William Wyld
Londres 1806 – 1889
A View of Amsterdam by Sunset
Watercolour.
Signed and dated lower left W. Wyld à sa sœur (illisible) 1836 and situated Amsterdam lower right.
122 x 181 mm – 4 13/16 x 7 1/8 in.
Of British origin, Wyld and his family had settled in France in his childhood. He first worked in diplomacy, then in the wine business while learning to draw in his free time, with the watercolorist François Louis Thomas Francia. During a trip to Alger, Wyld met Horace Vernet who encouraged him to seriously consider dedicating to painting and invited him to Rome.

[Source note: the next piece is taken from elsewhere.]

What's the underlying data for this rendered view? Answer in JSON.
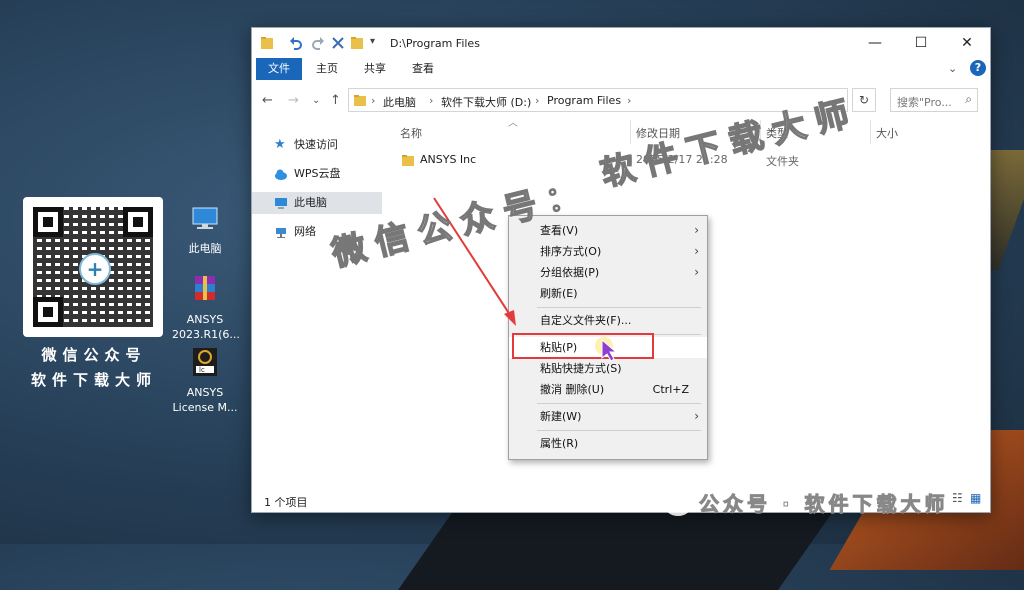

After an extensive tour in Italy with Émile-Aubert Lessore, he went to Paris where he settled permanently and received many commissions on Orientalist and Venetian themes. The painting Venice in the Rising Sun he exhibited at the 1839 Salon was widely lauded and received a gold medal. He became closer of the Romantic painters such as Ary Scheffer and Paul Delaroche, visited Brittany and began to exhibit in Great Britain from 1848 onwards at the Royal Academy and at the New Water-Colour Society. In 1879, he became a member of the Royal Institute of Painters in Watercolour. Although he also painted in oil, it is in watercolor that he made numerous views of all the cities he visited during his many trips to Europe. This technique owned him many great mundane and artistic successes, the brightest of all certainly being invited by Queen Victoria to paint views of her favorite residence, Balmoral, in September 1852.
This work bears testimony of a trip to the Netherlands in 1836. Wyld painted in watercolor the same view at a different time of day and from a little further away (Fig. 1; Christie’s London South Kensington, 9 December 2010, lot 1195). The beauty of the glowing sky and the delicacy of the vegetation demonstrate his technical mastery, but also his sensibility as a landscape painter and traveler.
Condition report: Perfect condition. Laid down on cardboard.